Plug that number in for q, mass is mass of water (150 g), specific heat is that of water (4.184 J/g*C) and delta T is the unknown. solve for delta T. Post your work if you get stuck.
To calculate the temperature change when 9.8 g of KNO3 is dissolved in 150 g of water, you can follow these steps:
Step 1: Convert the mass of KNO3 into moles. You can do this by dividing the mass by the molar mass of KNO3. The molar mass of KNO3 is 101.1 g/mol (39.1 g/mol for K, 14.0 g/mol for N, and 16.0 g/mol for each of the three O atoms).
9.8 g KNO3 / 101.1 g/mol = 0.097 mol KNO3
Step 2: Calculate the heat change using the given enthalpy of solution of KNO3.
q = ΔH * n
where q is the heat change, ΔH is the enthalpy of solution (34.9 kJ/mol), and n is the number of moles of KNO3.
q = 34.9 kJ/mol * 0.097 mol = 3.38 kJ
Note: Since specific heat capacity is given in units of J/K*g, we need to convert the heat change from kJ to J (1 kJ = 1000 J).
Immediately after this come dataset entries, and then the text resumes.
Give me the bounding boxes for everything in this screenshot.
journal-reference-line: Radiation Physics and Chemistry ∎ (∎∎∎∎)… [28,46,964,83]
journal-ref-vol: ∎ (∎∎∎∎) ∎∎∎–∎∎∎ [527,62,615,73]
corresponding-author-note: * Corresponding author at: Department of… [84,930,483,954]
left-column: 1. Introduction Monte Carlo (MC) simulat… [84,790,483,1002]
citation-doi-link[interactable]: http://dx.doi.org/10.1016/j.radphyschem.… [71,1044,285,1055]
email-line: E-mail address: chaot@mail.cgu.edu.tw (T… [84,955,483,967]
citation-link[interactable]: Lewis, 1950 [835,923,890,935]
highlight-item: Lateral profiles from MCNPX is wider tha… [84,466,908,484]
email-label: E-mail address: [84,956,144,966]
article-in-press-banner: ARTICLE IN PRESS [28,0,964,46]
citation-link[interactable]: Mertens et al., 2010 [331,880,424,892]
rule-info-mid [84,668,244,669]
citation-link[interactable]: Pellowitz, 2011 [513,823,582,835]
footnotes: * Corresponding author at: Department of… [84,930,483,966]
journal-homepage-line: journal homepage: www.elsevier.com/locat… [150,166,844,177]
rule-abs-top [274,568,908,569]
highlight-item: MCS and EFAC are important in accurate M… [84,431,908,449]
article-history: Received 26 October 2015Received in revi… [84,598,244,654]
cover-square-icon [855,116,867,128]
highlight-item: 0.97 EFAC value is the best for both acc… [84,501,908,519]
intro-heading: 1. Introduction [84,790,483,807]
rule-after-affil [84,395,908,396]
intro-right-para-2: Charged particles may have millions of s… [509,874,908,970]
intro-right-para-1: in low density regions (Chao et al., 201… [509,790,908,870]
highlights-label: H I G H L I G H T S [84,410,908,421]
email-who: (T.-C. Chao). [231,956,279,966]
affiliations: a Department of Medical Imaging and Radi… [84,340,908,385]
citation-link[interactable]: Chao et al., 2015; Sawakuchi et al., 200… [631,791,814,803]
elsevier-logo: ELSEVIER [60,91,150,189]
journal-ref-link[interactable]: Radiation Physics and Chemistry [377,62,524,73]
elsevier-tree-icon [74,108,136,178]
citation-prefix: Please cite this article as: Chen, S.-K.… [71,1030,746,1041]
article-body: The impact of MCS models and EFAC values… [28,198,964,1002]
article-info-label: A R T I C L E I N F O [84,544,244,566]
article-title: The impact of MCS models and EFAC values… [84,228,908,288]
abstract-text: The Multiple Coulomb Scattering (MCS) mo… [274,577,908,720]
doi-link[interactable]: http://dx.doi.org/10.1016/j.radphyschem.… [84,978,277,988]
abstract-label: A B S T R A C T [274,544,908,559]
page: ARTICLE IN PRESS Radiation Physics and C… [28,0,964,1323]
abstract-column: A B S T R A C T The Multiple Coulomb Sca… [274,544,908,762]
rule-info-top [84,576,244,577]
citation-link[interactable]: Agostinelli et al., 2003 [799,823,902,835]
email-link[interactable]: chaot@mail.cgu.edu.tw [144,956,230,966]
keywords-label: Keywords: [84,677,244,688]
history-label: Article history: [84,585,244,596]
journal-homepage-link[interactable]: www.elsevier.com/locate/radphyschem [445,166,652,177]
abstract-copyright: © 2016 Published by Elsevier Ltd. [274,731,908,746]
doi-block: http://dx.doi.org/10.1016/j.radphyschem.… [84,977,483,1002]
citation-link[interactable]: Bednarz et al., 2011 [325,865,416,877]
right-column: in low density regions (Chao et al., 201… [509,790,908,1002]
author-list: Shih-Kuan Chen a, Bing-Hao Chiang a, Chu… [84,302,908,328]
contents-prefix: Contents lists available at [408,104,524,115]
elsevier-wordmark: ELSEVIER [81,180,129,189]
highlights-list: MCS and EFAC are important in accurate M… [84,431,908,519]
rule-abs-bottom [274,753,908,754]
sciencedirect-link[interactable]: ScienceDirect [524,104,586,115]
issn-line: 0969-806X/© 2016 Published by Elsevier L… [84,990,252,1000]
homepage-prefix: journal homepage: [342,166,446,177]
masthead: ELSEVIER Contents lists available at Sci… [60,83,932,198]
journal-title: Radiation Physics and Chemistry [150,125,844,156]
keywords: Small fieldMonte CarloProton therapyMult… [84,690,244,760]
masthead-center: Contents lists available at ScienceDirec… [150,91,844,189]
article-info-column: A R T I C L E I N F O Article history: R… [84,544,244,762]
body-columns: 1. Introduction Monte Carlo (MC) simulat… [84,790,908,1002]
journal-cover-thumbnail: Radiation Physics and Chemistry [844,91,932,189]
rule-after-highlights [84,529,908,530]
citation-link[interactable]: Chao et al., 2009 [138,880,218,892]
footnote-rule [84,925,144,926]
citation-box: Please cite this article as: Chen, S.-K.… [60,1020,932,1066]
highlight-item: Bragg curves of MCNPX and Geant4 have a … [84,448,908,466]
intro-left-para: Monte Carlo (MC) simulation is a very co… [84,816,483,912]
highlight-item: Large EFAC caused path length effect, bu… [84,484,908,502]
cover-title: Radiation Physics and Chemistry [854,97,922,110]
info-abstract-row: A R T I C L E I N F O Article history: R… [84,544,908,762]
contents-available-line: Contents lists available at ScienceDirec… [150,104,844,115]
q = 3.38 kJ * 1000 J/kJ = 3380 J
Step 3: Now we can use the heat equation q = mcΔT to calculate the temperature change (ΔT).
q = m * c * ΔT
where q is the heat change, m is the mass of water, c is the specific heat capacity of water, and ΔT is the temperature change.
Substituting the given values:
3380 J = 150 g * 4.18 J/g*C * ΔT
Step 4: Solve for ΔT.
Divide both sides of the equation by (150 g * 4.18 J/g*C):
ΔT = 3380 J / (150 g * 4.18 J/g*C)
ΔT = 0.453 °C
Therefore, the temperature change when 9.8 g of KNO3 is dissolved in 150 g of water is approximately 0.453 °C.